When it comes to hiring subcontractors, the APAC region scored 4.2, making it the least complex of the reported three regions for hiring subcontractors. The global average is 4.5. This means that businesses in the region are able to hire short-term contract workers with greater ease and agility in response to changing business demands.

However, with the growth of the “gig economy”, the report also highlighted that governments in the region are increasingly taking the responsibility to protect workers from exploitation and income inequality.

In Singapore, for example, the tripartite workgroup has provided recommendations to protect subcontractors, such as requiring businesses to use written contracts for short-term workers, having more government agencies involved in mediating payment-related disputes, and enforcing CPF contributions.

Compensating employees through benefits: yay or nay?

On compensating employees, most jurisdictions globally require employers to offer their workforce a set of ‘traditional’ benefits, such as maternity leave and paid vacation time. But the report shows that Singapore is one of just 33% of jurisdictions in APAC to offer shared parental leave, and it also provides for generous maternity and paternity leave benefits, childcare subsidies and flexi-work arrangements.

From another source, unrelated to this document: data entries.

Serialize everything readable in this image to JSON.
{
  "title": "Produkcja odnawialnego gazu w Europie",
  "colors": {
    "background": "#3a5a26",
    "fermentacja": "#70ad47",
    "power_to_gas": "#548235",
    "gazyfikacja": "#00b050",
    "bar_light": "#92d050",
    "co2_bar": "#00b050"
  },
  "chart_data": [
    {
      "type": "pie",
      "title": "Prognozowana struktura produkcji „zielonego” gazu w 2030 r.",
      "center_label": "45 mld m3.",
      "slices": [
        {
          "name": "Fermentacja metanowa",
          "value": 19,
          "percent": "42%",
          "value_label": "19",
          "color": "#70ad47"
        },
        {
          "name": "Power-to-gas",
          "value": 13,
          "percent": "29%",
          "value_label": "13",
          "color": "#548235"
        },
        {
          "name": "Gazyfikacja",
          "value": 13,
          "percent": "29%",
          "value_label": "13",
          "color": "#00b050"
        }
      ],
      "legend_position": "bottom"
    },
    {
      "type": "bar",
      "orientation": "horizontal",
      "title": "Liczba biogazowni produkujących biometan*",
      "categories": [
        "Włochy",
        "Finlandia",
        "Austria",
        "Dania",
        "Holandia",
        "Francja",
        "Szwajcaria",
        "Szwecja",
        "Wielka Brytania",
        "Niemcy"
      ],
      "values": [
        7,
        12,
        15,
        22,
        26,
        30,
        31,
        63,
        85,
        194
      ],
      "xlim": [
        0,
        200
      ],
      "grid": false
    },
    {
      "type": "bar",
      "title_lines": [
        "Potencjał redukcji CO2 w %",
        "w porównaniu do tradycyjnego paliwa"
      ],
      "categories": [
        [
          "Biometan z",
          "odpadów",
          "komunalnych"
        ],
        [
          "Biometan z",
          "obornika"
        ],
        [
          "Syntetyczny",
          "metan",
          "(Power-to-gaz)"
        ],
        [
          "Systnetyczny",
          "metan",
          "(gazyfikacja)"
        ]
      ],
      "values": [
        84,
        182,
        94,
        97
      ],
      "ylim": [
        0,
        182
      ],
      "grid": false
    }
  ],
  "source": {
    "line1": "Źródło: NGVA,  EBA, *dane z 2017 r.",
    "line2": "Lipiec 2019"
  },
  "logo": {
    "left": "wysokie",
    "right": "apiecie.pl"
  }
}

Kim Leng Siaw, TMF Group’s Managing Director for Singapore, noted: “In Singapore, efforts to nurture a skilled workforce, provide sound education and support continuous upskilling have contributed to the nation’s status as a business epicentre in the heart of the region.”

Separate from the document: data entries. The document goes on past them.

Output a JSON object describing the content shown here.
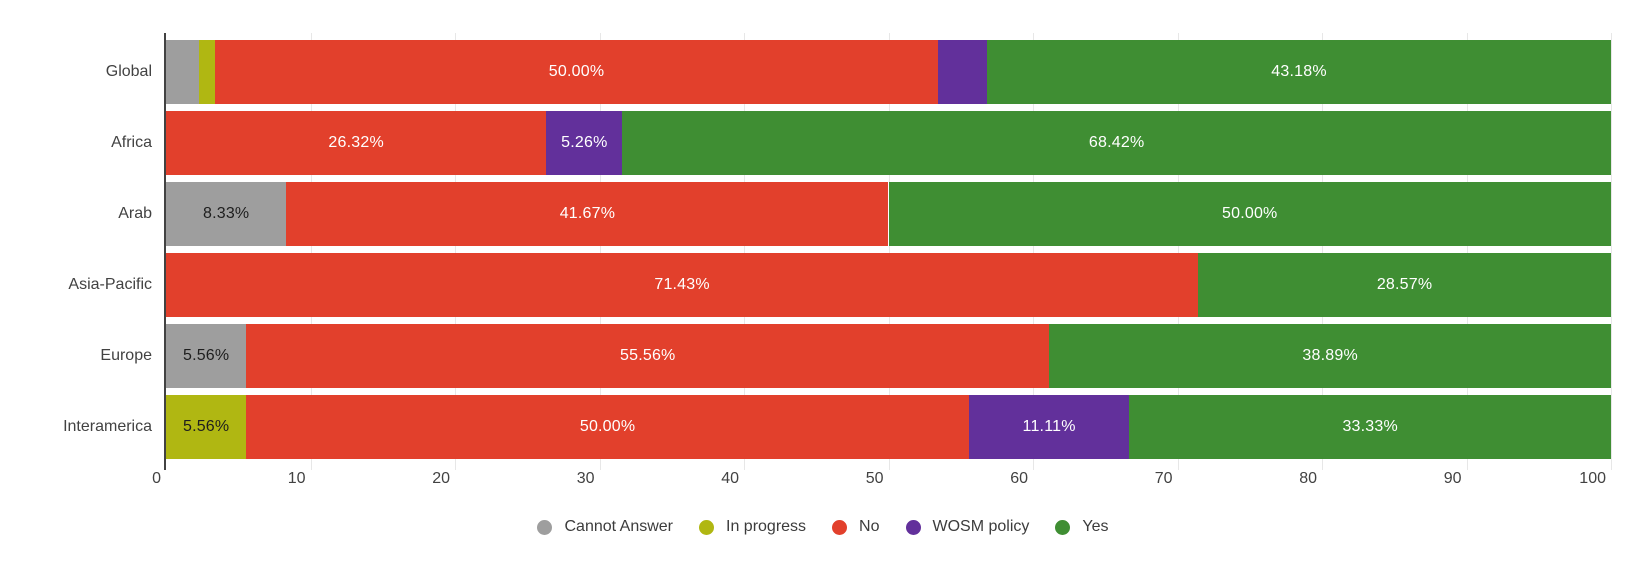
{
  "chart_data": {
    "type": "bar",
    "stacked": true,
    "orientation": "horizontal",
    "title": "",
    "categories": [
      "Global",
      "Africa",
      "Arab",
      "Asia-Pacific",
      "Europe",
      "Interamerica"
    ],
    "series": [
      {
        "name": "Cannot Answer",
        "color": "#9e9e9e",
        "label_text": "dark",
        "values": [
          2.27,
          0,
          8.33,
          0,
          5.56,
          0
        ]
      },
      {
        "name": "In progress",
        "color": "#b0b712",
        "label_text": "dark",
        "values": [
          1.14,
          0,
          0,
          0,
          0,
          5.56
        ]
      },
      {
        "name": "No",
        "color": "#e2402c",
        "label_text": "light",
        "values": [
          50.0,
          26.32,
          41.67,
          71.43,
          55.56,
          50.0
        ]
      },
      {
        "name": "WOSM policy",
        "color": "#62309b",
        "label_text": "light",
        "values": [
          3.41,
          5.26,
          0,
          0,
          0,
          11.11
        ]
      },
      {
        "name": "Yes",
        "color": "#3f8e33",
        "label_text": "light",
        "values": [
          43.18,
          68.42,
          50.0,
          28.57,
          38.89,
          33.33
        ]
      }
    ],
    "visible_segment_labels": [
      [
        "50.00%",
        "43.18%"
      ],
      [
        "26.32%",
        "5.26%",
        "68.42%"
      ],
      [
        "8.33%",
        "41.67%",
        "50.00%"
      ],
      [
        "71.43%",
        "28.57%"
      ],
      [
        "5.56%",
        "55.56%",
        "38.89%"
      ],
      [
        "5.56%",
        "50.00%",
        "11.11%",
        "33.33%"
      ]
    ],
    "value_suffix": "%",
    "value_decimals": 2,
    "label_min_value": 5,
    "xlim": [
      0,
      100
    ],
    "x_ticks": [
      "0",
      "10",
      "20",
      "30",
      "40",
      "50",
      "60",
      "70",
      "80",
      "90",
      "100"
    ],
    "grid": true,
    "legend_position": "bottom"
  },
  "colors": {
    "background": "#ffffff",
    "axis_line": "#424242",
    "grid_line": "#e7e7e7",
    "tick_label": "#424242",
    "category_label": "#424242",
    "segment_label_light": "#ffffff",
    "segment_label_dark": "#1e1e1e",
    "legend_label": "#3c3c3c"
  }
}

Beyond these core requirements, employee entitlements vary significantly between jurisdictions and industries. In the US, for instance, a ‘13-month salary’ or bonus is commonplace. Shared parental leave is a legal requirement in 63% of jurisdictions, compared to 57% in EMEA and 33% in APAC.

APAC leads the way in pension provision: a fund must be offered in 79% of its jurisdictions, compared to 63% in the Americas and 50% in EMEA. Some jurisdictions demand relatively unusual benefits, including transportation allowance (16%) and life insurance (11%).

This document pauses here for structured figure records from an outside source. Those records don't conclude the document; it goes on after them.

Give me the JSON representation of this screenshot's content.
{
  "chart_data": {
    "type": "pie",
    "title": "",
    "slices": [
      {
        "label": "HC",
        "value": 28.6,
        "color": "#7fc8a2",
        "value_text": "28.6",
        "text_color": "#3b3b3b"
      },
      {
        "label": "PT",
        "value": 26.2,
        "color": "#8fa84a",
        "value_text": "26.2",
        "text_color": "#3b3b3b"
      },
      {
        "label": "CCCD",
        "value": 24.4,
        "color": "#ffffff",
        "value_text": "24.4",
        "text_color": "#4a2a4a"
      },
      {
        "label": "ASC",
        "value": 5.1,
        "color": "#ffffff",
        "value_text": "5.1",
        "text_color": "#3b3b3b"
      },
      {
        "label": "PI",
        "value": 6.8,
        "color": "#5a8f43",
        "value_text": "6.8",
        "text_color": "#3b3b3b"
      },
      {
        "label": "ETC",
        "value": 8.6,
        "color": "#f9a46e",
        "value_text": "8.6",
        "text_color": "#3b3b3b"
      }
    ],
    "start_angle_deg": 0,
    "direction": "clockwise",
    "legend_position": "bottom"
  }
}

Benefits can vary across sectors. In Denmark, for example, benefits for different industries are agreed by representatives for workers, employers and the government and reviewed triennially.

In many jurisdictions, cryptocurrency providers offer employees cryptocurrency in addition to a conventional pay cheque.

 

Managing payroll across geographies

As multinationals expand into new jurisdictions and build new workforces, they must get to grips with local payroll practices and reporting requirements. In some jurisdictions, different regions operate different payroll practices, adding complexity.

Globally, governments require companies to submit their payroll data at least once a month in 76% of jurisdictions. In France, where reporting requirements are particularly stringent, businesses must submit monthly reports detailing the pay and hours of individual employees, along with demographic data including the gender pay gap.

The introduction of electronic systems to automate and standardise reporting procedures can reduce this reporting burden. For example, the Brazilian government has introduced eSocial, a system that unifies the electronic submission of employer and employee data.

Anne Clifford, Global Head of HR & Payroll, TMF Group, commented: “Ensuring HR and payroll compliance and mitigating risk for multinational companies requires global and local expertise.

“Companies need the flexibility and agility to accommodate rapidly changing employment legislation for every territory they operate in – whether they employ thousands of workers or just one. Technology is essential but it is a tool – to ensure better outcomes, businesses need to know how to use it.”